Paige wrote this week hoping that our experienced SpouseBuzz readers would give her a little advice:

Should I take our 8-month-old baby across the US or should I just go by myself? Would it be okay if I went by myself? His concern is that other guys wives are bringing their kids and it would look bad if ours was not there.

At one time or another, I think all of us have been right at that decision point. When Brad and I were young parents trying to make this same kind of decision, I could not sleep at night for worrying about getting it wrong.

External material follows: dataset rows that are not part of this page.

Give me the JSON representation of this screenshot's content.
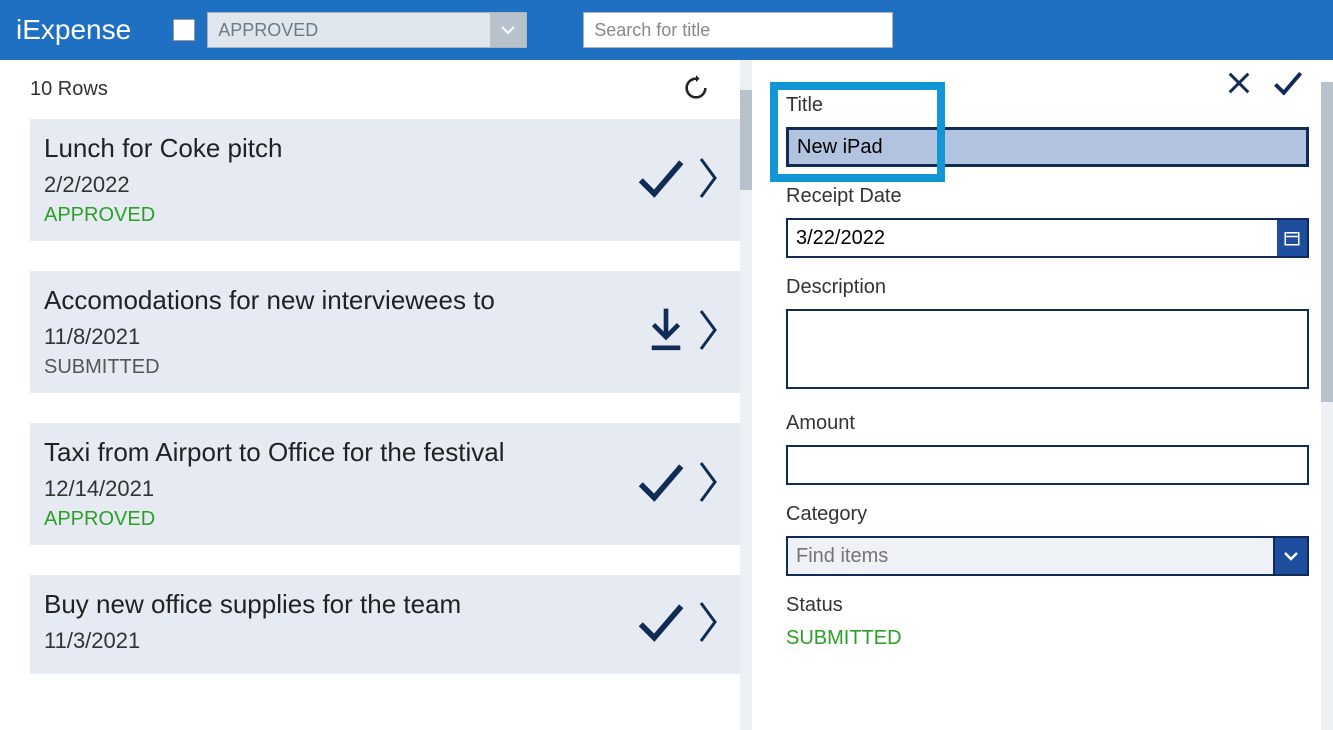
{
  "header": {
    "app_title": "iExpense",
    "status_filter": "APPROVED",
    "search_placeholder": "Search for title"
  },
  "list": {
    "row_count_label": "10 Rows",
    "items": [
      {
        "title": "Lunch for Coke pitch",
        "date": "2/2/2022",
        "status": "APPROVED",
        "status_class": "status-approved",
        "action_icon": "check"
      },
      {
        "title": "Accomodations for new interviewees to",
        "date": "11/8/2021",
        "status": "SUBMITTED",
        "status_class": "status-submitted",
        "action_icon": "download"
      },
      {
        "title": "Taxi from Airport to Office for the festival",
        "date": "12/14/2021",
        "status": "APPROVED",
        "status_class": "status-approved",
        "action_icon": "check"
      },
      {
        "title": "Buy new office supplies for the team",
        "date": "11/3/2021",
        "status": "",
        "status_class": "",
        "action_icon": "check"
      }
    ]
  },
  "form": {
    "title_label": "Title",
    "title_value": "New iPad",
    "receipt_date_label": "Receipt Date",
    "receipt_date_value": "3/22/2022",
    "description_label": "Description",
    "description_value": "",
    "amount_label": "Amount",
    "amount_value": "",
    "category_label": "Category",
    "category_placeholder": "Find items",
    "status_label": "Status",
    "status_value": "SUBMITTED"
  }
}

I went to my dad and ask what he would have liked when he was in the service.  My dad took a long time to answer.  He said, “Ideally, first I would have your mother by herself first.  Then a week later I would have you kids come.”

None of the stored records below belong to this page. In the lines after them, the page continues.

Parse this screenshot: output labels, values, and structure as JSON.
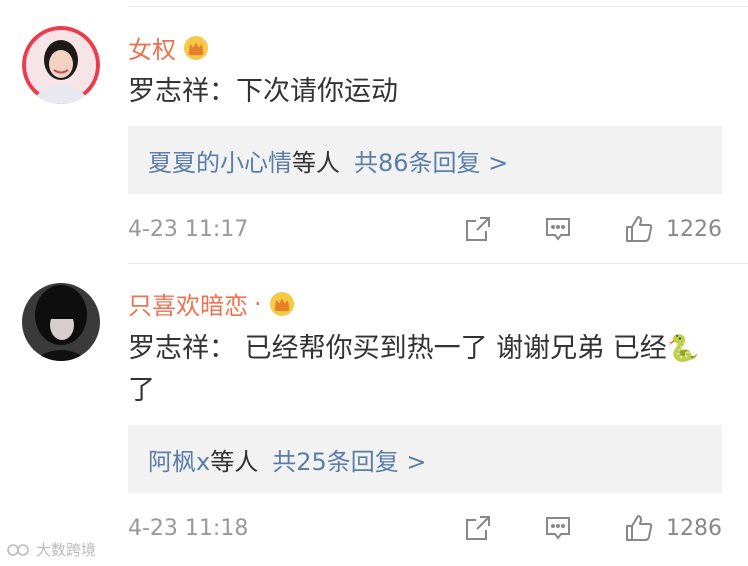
{
  "comments": [
    {
      "username": "女权",
      "name_dot": "",
      "text": "罗志祥：下次请你运动",
      "snake": "",
      "text_tail": "",
      "reply_users": "夏夏的小心情",
      "reply_suffix": "等人",
      "reply_total": "共86条回复 >",
      "time": "4-23 11:17",
      "likes": "1226"
    },
    {
      "username": "只喜欢暗恋",
      "name_dot": "·",
      "text": "罗志祥： 已经帮你买到热一了 谢谢兄弟 已经",
      "snake": "🐍",
      "text_tail": "了",
      "reply_users": "阿枫x",
      "reply_suffix": "等人",
      "reply_total": "共25条回复 >",
      "time": "4-23 11:18",
      "likes": "1286"
    }
  ],
  "watermark": "大数跨境",
  "colors": {
    "username": "#eb7350",
    "link": "#5a7ea8",
    "reply_bg": "#f2f2f2"
  }
}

That made me laugh.  I know my dad loves his five children dearly.  But his sun rises and sets on my mom. I went to visit Brad alone.  Here are the questions Paige and her husband might want to ask themselves:

1. Why are we doing this?  When you think about these four days, what is your intention?  Is this a time to have a lot of sex and talk and laugh and go out to eat?  Is this a time when your servicemember is exhausted and needs to sleep a lot?  Or is this a time to be a family together?  If you are honest about your intentions, the visit will go better.

2. What is best for our baby? Babies are babies.  They are who they are.  They do what they do.  Most babies are not great cross-country travelers.  They often don’t sleep well in a new place.  They can make a hard situation harder.  Leaving your baby for a few days with a trusted caregiver does NOT make you a bad mommy.

3.  Is it easier for the servicemember to come home? Even though you might miss the ceremony, sometimes it is easier to have the servicemember come home if that is allowed.  Ask yourselves the 10-10-10 question:  Will the ceremony matter in ten days? In ten months? In ten years?  See Question #1.

4. How will you handle predeployment moodiness?  You might be thinking that this will be a time of beautiful memory making.  Instead, most couples report that predeployment is a time of pulling away.  Your servicemember is likely to be a little edgy or grumpy. You are likely to be carrying a lot of emotion right there in your chest. It’s part of getting ready to deploy.  Will you handle that better with the baby around or not?

5. What’s right for us? Early in your military life you gotta learn that your peer group is a great gauge of what other people are doing.  That’s all.  Their relationship is not your relationship.  Their kids are not your kids.  Their needs/wants/joys/values/resources are not yours.  Resolve to only do what is best for your little family.  Trust your gut.

 What else does Paige need to know, Readers?  How did you handle this situation?  Would you have done anything differently?